Salvo poi, intervistato da 'SportWeeek, ammettere qualche mancanza dal punto di vista professionale.
"A Torino, fuori dal campo, ho fatto qualche cazzata: l’aperitivo in più, la serata tirata fino a tardi… Ma il primo anno sono andato fortissimo e il secondo, se non ho reso allo stesso modo, è stato a causa degli infortuni, non perché uscissi a cena. Quello lo facevo pure prima. Gli agenti che avevo allora mi hanno spinto ad andare via e io mi sono fidato. Diciamo che non mi hanno consigliato per il meglio".

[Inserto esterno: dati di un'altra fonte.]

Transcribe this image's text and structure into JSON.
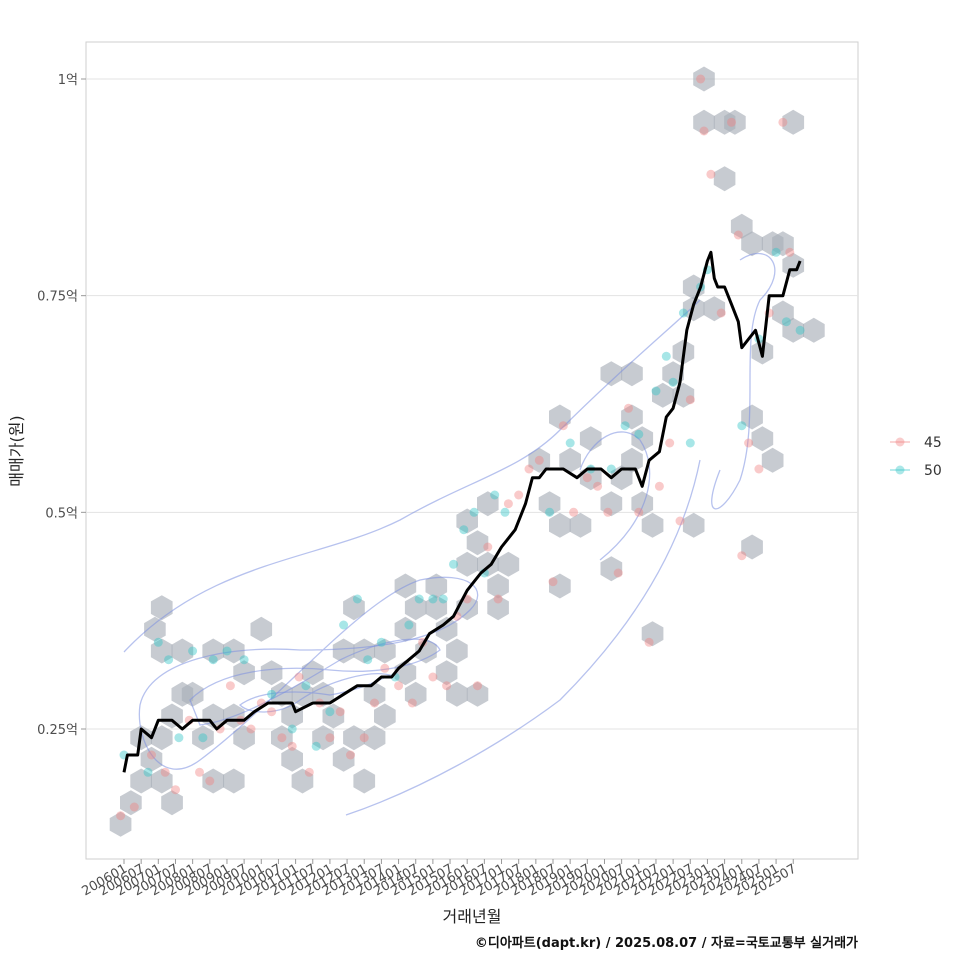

Il rimpianto per ciò che poteva essere e non è stato, insomma, resta. Anche se oggi Pereyra è tornato a mostrare tutta la sua qualità in Serie A, con la maglia dell'Udinese. Qualità che lo hanno portato a sfiorare la convocazione per Qatar 2022. Il Tucu infatti faceva parte della prima lista stilata da Scaloni, da cui è poi stato depennato vedendo così sfumare la possibilità di laurearsi campione del mondo. Un altro rimpianto.